Question

Two concentric coils each of radius equal to $2\pi \text{cm}$ are placed in such a manner that their planes are at right angles to each other. Current of $3\text{A}$ and $4\text{A}$ respectively are flowing through the coil. What will be the magnetic induction at the center of the loop ?

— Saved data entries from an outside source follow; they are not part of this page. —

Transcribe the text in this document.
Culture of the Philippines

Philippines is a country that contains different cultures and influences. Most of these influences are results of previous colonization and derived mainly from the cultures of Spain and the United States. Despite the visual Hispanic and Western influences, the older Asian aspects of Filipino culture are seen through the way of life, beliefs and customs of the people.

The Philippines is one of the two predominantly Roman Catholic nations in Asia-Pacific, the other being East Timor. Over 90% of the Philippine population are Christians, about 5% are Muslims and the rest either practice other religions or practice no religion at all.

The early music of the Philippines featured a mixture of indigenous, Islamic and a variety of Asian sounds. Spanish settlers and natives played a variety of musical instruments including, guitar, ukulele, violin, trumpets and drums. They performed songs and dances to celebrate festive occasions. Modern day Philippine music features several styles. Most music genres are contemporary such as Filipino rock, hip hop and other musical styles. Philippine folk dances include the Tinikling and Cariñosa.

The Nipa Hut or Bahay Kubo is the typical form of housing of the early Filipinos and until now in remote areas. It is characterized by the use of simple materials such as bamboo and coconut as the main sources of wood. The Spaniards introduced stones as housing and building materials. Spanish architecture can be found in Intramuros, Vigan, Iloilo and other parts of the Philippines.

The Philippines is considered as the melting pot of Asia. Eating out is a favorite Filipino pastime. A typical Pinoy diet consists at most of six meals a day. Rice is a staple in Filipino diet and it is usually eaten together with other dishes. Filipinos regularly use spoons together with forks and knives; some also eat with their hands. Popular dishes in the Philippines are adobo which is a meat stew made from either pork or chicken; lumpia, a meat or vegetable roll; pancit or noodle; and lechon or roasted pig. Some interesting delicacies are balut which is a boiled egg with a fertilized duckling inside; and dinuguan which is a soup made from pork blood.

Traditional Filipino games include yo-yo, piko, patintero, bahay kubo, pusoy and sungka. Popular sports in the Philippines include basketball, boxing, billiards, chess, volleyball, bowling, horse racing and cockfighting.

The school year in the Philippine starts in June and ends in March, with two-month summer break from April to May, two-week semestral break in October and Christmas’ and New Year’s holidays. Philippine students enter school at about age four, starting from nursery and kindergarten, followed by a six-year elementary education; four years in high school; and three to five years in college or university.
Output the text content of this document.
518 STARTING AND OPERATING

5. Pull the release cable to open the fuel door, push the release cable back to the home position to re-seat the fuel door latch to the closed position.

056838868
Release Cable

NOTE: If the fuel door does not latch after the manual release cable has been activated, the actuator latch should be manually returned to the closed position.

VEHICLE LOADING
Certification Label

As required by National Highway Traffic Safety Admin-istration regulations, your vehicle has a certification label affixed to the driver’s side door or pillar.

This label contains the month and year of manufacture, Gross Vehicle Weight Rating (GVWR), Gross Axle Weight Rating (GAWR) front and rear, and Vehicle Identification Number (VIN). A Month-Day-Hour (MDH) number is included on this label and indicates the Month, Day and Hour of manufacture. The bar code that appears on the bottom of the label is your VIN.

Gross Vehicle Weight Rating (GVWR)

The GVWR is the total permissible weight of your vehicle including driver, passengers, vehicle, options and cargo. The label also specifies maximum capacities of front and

• A. $5\times {10}^{-5}\text{T}$
• B. $7\times {10}^{-5}\text{T}$
• C. $1\times {10}^{-5}\text{T}$
• D. None of these

Answer 1

The correct option is A $5\times {10}^{-5}\text{T}$


The direction of the magnetic fields due to both the loops is determined by using right-hand thumb rule.

Magnetic field due to a loop-$\text{B}$ carrying current $4\text{A}$ is,

$B_1=\frac{{\mu }_{0}I}{2R}$

$B_1=\frac{4\pi \times {10}^{-7}\times 4}{2\times 2\pi \times {10}^{-2}}$

$\therefore B_1=4\times {10}^{-5}\text{T}$ along $y-$axis

So, magnetic field due to loop-$\text{A}$ carrying current $3\text{A}$ is,

$B_2=\frac{{\mu }_{0}I}{2R}$

$B_2=\frac{4\pi \times {10}^{-7}\times 3}{2\times 2\pi \times {10}^{-2}}$

$\therefore B_2=3\times {10}^{-5}\text{T}$ along $x-$axis

So the net magnetic field is given by,

$\overrightarrow{B_{\text{net}}}=\overrightarrow{B_1}+\overrightarrow{B_2}=B_1\hat{j}+B_2\hat{i}$

$\therefore \left|\begin{array}{c}\overrightarrow{B_{net}}\end{array}\right|=\sqrt{{\left|\begin{array}{c}{B}_1\end{array}\right|}^2+{\left|\begin{array}{c}{B}_2\end{array}\right|}^2}$

$B_{net}=\sqrt{(4\times {10}^{-5}{)}^2+(3\times {10}^{-5}{)}^2}$

$\therefore B_{net}=5\times {10}^{-5}\text{T}$

Hence, option $\left(a\right)$ is correct.